Aspect ChatGPT Atlas (OpenAI) Edge + Copilot Mode (Microsoft) Dia (The Browser Company) Comet (Perplexity)
Platform Chromium-based with OWL architecture; macOS now, Windows and mobile forthcoming Edge (Chromium) on Windows and macOS with optional Copilot Mode Chromium-based; macOS only, general availability, Windows not yet released Chromium-based with integrated Perplexity AI; desktop globally, mobile rolling out
Agentic Autonomy High: Full browser control including navigation, form filling, booking, and multi-step workflows Medium: Cross-tab reasoning and limited automation with Actions; less reliable than Atlas Low to medium: Chat, Skills, and memory over tabs; no unrestricted DOM automation High: Executes complex workflows across browsing, email, calendar, and e-commerce
Memory & Personalization Summarized browser memories retained ~30 days; opt-in and user-controlled Topic-based Journeys and opt-in context sharing; tied to Microsoft account privacy settings Encrypted local storage of history and chats; Memory feature with user control Local-first data with selective cloud uploads; user controls for data deletion and collection
Ideal Use Cases Advanced research and automation where autonomy is prioritized over risk Enterprise environments needing AI assistance with controlled automation Educational, writing, and planning tasks emphasizing privacy and structured workflows Power users desiring a personal AI operator with high autonomy and risk tolerance

Choosing the Right Agentic AI Browser in 2025

  • Opt for ChatGPT Atlas if you want to push the boundaries of in-browser AI agents, valuing extensive automation and memory capabilities despite complex privacy considerations.

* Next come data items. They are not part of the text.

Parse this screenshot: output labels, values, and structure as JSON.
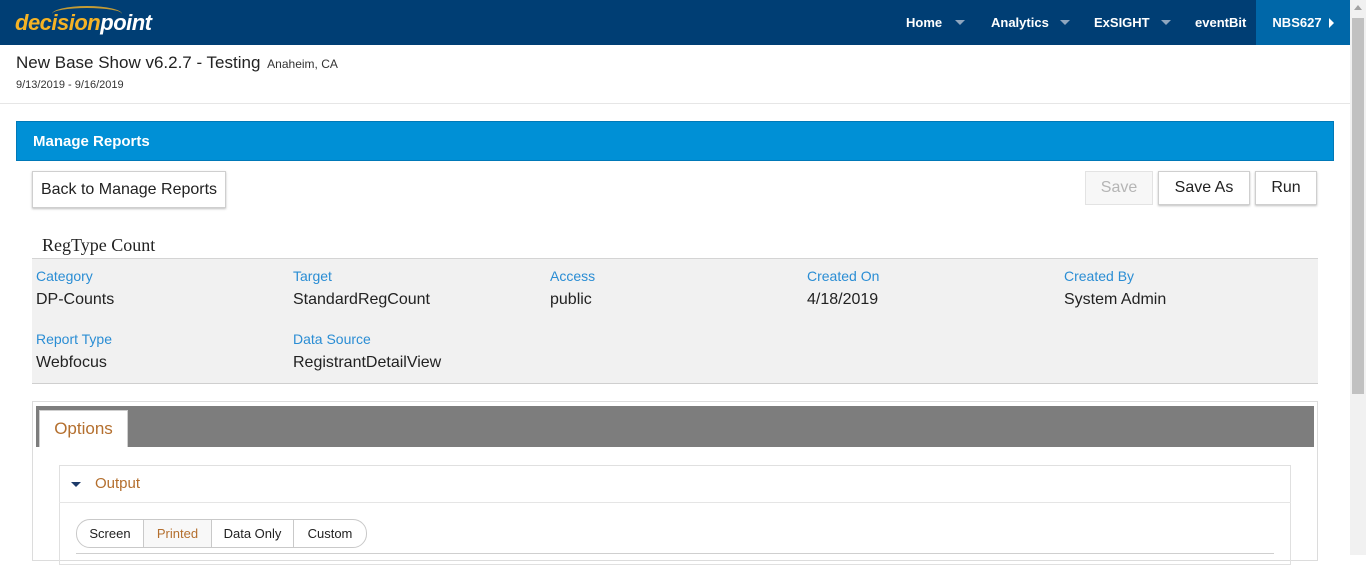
{
  "colors": {
    "nav_bg": "#003e74",
    "nav_active_bg": "#0067a8",
    "logo_accent": "#f5b325",
    "banner_bg": "#0090d6",
    "label_blue": "#2a8dd4",
    "accent_orange": "#b46f2e",
    "tabbar_bg": "#7d7d7d"
  },
  "logo": {
    "part1": "decision",
    "part2": "point"
  },
  "nav": {
    "items": [
      {
        "label": "Home",
        "dropdown": true
      },
      {
        "label": "Analytics",
        "dropdown": true
      },
      {
        "label": "ExSIGHT",
        "dropdown": true
      },
      {
        "label": "eventBit",
        "dropdown": false
      }
    ],
    "active": {
      "label": "NBS627",
      "icon": "caret-right-icon"
    }
  },
  "show": {
    "title": "New Base Show v6.2.7 - Testing",
    "location": "Anaheim, CA",
    "dates": "9/13/2019 - 9/16/2019"
  },
  "banner": {
    "title": "Manage Reports"
  },
  "toolbar": {
    "back_label": "Back to Manage Reports",
    "save_label": "Save",
    "save_as_label": "Save As",
    "run_label": "Run"
  },
  "report": {
    "name": "RegType Count",
    "fields": [
      {
        "label": "Category",
        "value": "DP-Counts"
      },
      {
        "label": "Target",
        "value": "StandardRegCount"
      },
      {
        "label": "Access",
        "value": "public"
      },
      {
        "label": "Created On",
        "value": "4/18/2019"
      },
      {
        "label": "Created By",
        "value": "System Admin"
      },
      {
        "label": "Report Type",
        "value": "Webfocus"
      },
      {
        "label": "Data Source",
        "value": "RegistrantDetailView"
      }
    ]
  },
  "tabs": [
    {
      "label": "Options",
      "active": true
    }
  ],
  "output": {
    "title": "Output",
    "expanded": true,
    "options": [
      {
        "label": "Screen",
        "selected": false
      },
      {
        "label": "Printed",
        "selected": true
      },
      {
        "label": "Data Only",
        "selected": false
      },
      {
        "label": "Custom",
        "selected": false
      }
    ]
  }
}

  • Choose Edge with Copilot Mode for incremental AI enhancements within a Microsoft-centric ecosystem, favoring scoped automation and enterprise governance.
  • Select Dia when your focus is on reading, learning, and writing with strong local privacy controls and minimal autonomous actions.
  • Consider Comet only if you require a highly autonomous AI assistant for comprehensive browsing, communication, and shopping tasks and are prepared to navigate associated security and legal challenges.